A prefeitura de Juazeiro do Norte ofereceu os prédios ligados a Secretaria de Cultura do município para o usufruto do CCBNB, para que as atividades do centro não cessassem. Os diretores da Instituição alegaram que só haveria vantagem para a população juazeirense, pois o Teatro Marquise Branca e outros prédios estariam abandonados e agora ganhariam vida. À primeira vista parece bom negócio, mas quando olhamos com mais calma o sucateamento é evidente: A Prefeitura está terceirizando ao CCBNB a revitalização dos espaços culturais da cidade.
Percebam a gravidade: Em vez de Juazeiro do Norte desenvolver uma política de fomento cultural robusta a ser executada em espaços como, por exemplo, o Teatro Marquise Branca, para concorrer de forma construtiva e colaborativa com o SESC e CCBNB, o que está acontecendo, na prática, é uma terceirização.
Esse é o estado atual na política cultural de Juazeiro do Norte, que sempre foi terra árida para a produção cultural. Nesse deserto que só fica mais seco, no entanto, resistem alguns oásis, Coletivos independentes de artistas que vendem seu material nas ruas, apresentam-se em praças e em espaços mais alternativos, assim como buscam não apenas produzir, mas também mostrar que a cultura no Cariri é diversa.

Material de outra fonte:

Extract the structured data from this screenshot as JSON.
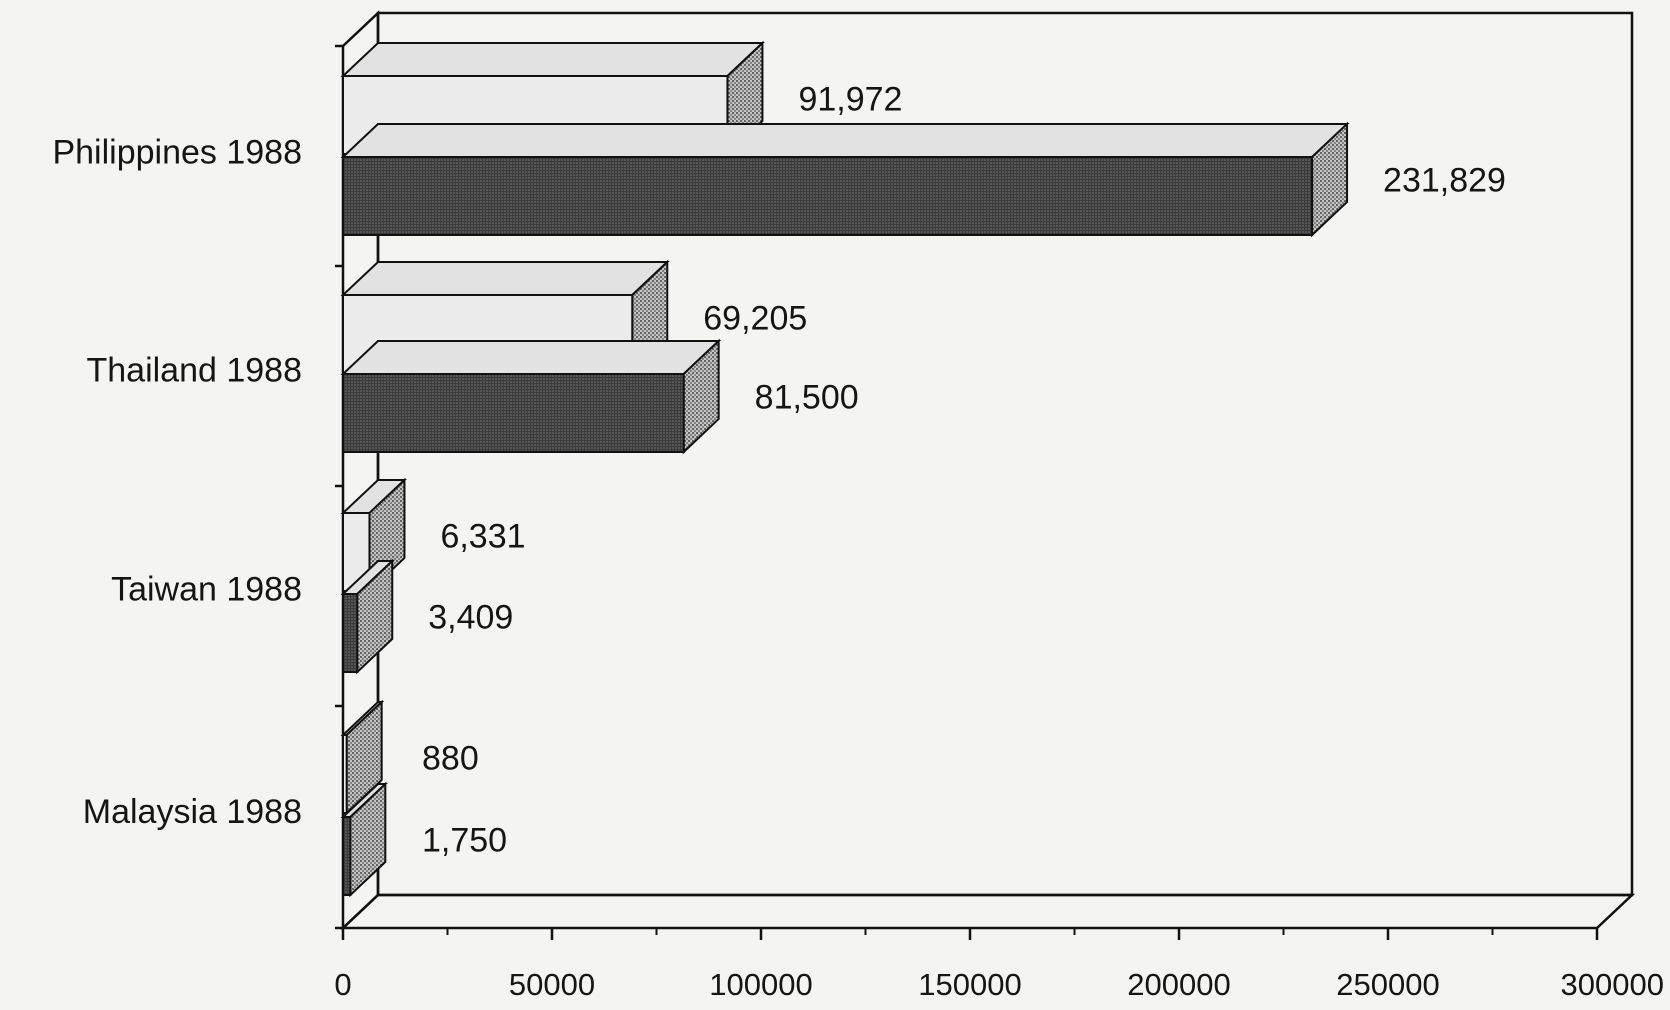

Coletivos como o Satírika, que desde 2016 publicam livretos literários e quadrinhos no triângulo Crajubar é um exemplo de grupo que, de forma independente, com os próprios meios, produz material cultural com uma estética contemporânea, como explica Dineids Sampaio, uma das escritoras da Satírika:
“A gente se esforça em fugir daquela estética estereotipada de Nordeste, a gente respeita nossa História, é claro, mas o Juazeiro não é apenas romaria, Padre Cícero e cordel. O Cariri é uma região integrada ao resto do Brasil, globalizada, que recebe todo tipo de influência. Queremos retratar o Cariri do Século XXI nos nossos trabalhos.”
Iniciativas desse tipo são numerosas na região, o Coletivo Estação 9, o Ponto de Cultura Hip Hop, a revista Bárbaras, Coletivo Camaradas, Radio Cafundó, Slam das Minas, etc. A cultura é uma necessidade humana e, como tal, não deixa de existir por falta de investimento governamental. 

Artistas do Cariri, por inciativa própria, carregam nas costas a produção cultural da região, não apenas ao imprimir livretos, revistas e organizarem batalhas de rap, mas também ao discutir o que é Cultura Popular atualmente.
A cultura Popular é apenas o Cordel? O repente? De forma alguma, cultura popular é o que movimenta os jovens e os trabalhadores em geral em determinada época. Quadrinhos regionais, rappers locais, novelistas, escritores e novelistas são cultural popular! A cultura não é uma pedra sólida e imóvel, mas flexível, circular, inovadora. A cultura não é aquilo que permanece, mas sim transformação.

Se o Cariri é um celeiro cultural não é graças a Prefeitura de Juazeiro do Norte, do Crato, de Barbalha ou outra qualquer, mas graças a inventividade e disposição dos próprios artistas que, diante da aridez dos investimentos públicos e da mesquinha política de editais, arregaçam as mangas e constroem eles mesmos seus espaços.